Podcasting Basics Q & A
By JD Lasica
Ourmedia

What is a podcast?

A podcast usually refers to an audio file you can subscribe to and download over the Internet for playback on mobile devices and personal computers. A podcast can be created, shared, downloaded and listened to.

Sometimes it refers to video, too — videos you can subscribe to and watch. The term podcast, like radio, can mean both the content and the method of delivery. The creator of a podcast is a podcaster.

How does it differ from Webcasting or Internet radio?

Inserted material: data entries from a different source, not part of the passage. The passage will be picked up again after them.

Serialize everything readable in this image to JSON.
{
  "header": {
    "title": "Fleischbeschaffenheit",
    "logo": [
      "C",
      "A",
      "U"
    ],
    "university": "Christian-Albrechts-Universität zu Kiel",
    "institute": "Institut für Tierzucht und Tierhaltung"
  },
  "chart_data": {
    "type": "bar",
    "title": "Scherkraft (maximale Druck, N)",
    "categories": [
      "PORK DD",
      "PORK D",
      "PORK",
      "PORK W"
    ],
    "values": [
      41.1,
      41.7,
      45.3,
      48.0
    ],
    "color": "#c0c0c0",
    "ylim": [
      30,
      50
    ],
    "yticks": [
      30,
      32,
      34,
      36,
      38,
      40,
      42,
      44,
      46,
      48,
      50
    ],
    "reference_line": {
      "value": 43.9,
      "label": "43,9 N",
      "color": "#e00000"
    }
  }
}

Webcasting, where music or audio is streamed, is not podcasting if the file isn’t made available for downloading to a device. In podcasting, you can subscribe to a show or channel and have all new shows automatically delivered to your computer as they are published. If you have an MP3 player, the next time you sync your device you’ll have the episodes available for listening on the go. (Podcasting takes its unfortunate name from the iPod, but you don’t need an iPod to create or listen to a podcast.)

Some people refer to podcasting as “Internet radio.” But blogger Doc Searls has written persuasively that podcasting should not be equated with radio — mostly for political and public policy reasons. Radio is mass media. It generally caters to least common denominator programming. It’s delivered on the programmers’ schedule. Its content is regulated by the federal government.

Podcasting is personal media. It caters to individuals. Its most salient feature is that you can download podcasts to listen to on your schedule. And it is utterly unregulatable. When you enter the realm of podcasting, you’re accessing a new form of media that gives voice to anyone with something to say.

When did podcasting start?

Podcasting was born in late 2004 and has taken off since then, with thousands of podcasts and millions of subscriptions on services like Apple’s iTunes. Adam Curry and Dave Winer were two of its early pioneers.

Why would I want to create one?
Podcasting is one of the most powerful new forms of personal media. Commercial radio stations are now controlled by a handful of media monopolies, stifling choice. Podcasting is an unapologetically democratic medium, giving voice to anyone with something to say.

The technology is simple enough that virtually anybody can produce audio programs. Podcasters tackle hundreds of subjects, with topics ranging from politics, sports and technology to movies, music, books and bass fishing.